Хотя... у нас же скоро появится свой собственный!

Или пока рано шутить на эту тему?

— У Петра установлен внутренний локатор, настроенный на мать. Если Диана где-то поблизости, пацан ее чувствует, — говорит Матвей чуть мягче, чем до этого. Но по-прежнему резковато.

Я нервно смеюсь.

— Это у всех мальчиков, наверное. Сначала по отношению к мамкам, затем к подругам.

— У Адомайтисов точно, — парирует он. И бубнит себе под нос: — Хер его потом, блть, отключишь.

У меня волоски на коже дыбом поднимаются.

Диана или... Диана Романовна — я ее то так, то эдак, — пищит от счастья при виде сына. Шумно раздевается, разувается.

А мы с Матвеем оба как-то внезапно понимаем, что находимся в кухне вдвоем.

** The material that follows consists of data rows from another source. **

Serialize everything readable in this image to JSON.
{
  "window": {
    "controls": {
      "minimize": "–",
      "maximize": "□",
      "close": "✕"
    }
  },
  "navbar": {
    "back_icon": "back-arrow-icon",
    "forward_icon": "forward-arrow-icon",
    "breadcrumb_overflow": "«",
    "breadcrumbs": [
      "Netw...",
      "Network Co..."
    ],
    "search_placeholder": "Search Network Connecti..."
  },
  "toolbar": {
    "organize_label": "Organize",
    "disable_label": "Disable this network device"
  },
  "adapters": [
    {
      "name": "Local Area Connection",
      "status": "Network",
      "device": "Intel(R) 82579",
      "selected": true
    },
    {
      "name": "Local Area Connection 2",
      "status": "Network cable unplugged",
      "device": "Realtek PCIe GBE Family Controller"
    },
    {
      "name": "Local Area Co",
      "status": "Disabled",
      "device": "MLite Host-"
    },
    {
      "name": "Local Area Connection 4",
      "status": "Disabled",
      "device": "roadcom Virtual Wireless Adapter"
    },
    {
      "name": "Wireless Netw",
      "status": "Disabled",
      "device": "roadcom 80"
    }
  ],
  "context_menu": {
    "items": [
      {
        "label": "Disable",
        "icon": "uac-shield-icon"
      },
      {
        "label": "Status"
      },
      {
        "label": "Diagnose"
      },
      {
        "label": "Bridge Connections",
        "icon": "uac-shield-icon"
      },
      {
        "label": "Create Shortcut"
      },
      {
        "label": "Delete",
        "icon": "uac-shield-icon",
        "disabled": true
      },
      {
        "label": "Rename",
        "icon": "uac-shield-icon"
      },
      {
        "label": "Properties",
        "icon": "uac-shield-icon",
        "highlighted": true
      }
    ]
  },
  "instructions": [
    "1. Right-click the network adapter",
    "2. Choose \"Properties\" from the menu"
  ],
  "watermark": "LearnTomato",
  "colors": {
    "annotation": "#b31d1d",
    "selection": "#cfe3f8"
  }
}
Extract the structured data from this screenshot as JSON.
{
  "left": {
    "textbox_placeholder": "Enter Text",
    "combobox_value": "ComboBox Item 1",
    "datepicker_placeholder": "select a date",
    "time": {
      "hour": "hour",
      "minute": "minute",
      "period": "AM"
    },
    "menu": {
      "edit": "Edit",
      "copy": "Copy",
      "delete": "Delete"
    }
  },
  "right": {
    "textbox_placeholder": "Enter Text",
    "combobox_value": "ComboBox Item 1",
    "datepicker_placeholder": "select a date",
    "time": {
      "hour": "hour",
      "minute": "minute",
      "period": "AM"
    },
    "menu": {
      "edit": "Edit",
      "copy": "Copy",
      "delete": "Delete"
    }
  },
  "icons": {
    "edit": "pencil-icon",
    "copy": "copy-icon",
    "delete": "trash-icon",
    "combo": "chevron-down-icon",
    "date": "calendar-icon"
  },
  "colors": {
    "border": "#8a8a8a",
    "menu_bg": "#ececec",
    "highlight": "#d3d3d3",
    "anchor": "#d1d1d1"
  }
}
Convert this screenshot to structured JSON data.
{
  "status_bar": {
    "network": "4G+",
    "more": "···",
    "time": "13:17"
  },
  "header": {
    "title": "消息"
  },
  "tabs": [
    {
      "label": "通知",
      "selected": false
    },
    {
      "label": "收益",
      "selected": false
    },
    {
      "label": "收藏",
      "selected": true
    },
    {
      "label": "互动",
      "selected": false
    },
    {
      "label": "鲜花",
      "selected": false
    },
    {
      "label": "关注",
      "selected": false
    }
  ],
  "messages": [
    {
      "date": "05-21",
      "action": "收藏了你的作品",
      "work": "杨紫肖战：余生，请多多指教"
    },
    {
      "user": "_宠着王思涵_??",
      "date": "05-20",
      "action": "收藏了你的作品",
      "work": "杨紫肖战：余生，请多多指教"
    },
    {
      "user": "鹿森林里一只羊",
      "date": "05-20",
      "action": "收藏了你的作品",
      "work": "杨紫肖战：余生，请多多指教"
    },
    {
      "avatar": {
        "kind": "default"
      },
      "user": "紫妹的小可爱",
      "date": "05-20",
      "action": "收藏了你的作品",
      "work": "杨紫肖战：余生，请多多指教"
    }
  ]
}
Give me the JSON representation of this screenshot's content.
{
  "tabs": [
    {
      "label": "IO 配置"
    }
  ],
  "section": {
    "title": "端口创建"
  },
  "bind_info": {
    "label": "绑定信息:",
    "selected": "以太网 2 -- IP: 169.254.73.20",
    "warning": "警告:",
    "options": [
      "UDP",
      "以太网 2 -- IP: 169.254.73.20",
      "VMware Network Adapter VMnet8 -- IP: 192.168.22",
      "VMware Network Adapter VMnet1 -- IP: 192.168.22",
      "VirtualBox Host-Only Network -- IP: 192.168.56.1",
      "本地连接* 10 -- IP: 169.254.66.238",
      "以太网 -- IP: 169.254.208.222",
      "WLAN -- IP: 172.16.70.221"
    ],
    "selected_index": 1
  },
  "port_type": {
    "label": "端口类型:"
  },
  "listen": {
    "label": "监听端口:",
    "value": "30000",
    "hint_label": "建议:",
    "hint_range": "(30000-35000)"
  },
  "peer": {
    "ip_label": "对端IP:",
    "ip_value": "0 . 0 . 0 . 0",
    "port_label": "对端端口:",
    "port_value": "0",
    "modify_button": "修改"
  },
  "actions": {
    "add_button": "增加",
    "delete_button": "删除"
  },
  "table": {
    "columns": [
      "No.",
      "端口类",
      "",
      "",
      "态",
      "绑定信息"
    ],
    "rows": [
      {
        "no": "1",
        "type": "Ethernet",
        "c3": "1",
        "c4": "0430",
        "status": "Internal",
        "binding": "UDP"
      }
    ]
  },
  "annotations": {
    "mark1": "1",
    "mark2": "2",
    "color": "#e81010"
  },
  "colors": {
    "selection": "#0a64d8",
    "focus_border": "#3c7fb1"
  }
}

Он делает несколько шагов в мою сторону и оказывается опасно близко. Смотрит вниз. На свои носки или на мою грудь — уж не знаю. Лично я пялюсь на его подбородок.

Матвей тянется рукой к шкафу, что расположен за моей спиной, достает оттуда пакет с печеньем. Потом отходит и кладет его на стол.

— Угощайся. Тут сушки.

— Мог бы попросить, я бы отошла, — говорю я, все еще чувствуя аромат его туалетной воды.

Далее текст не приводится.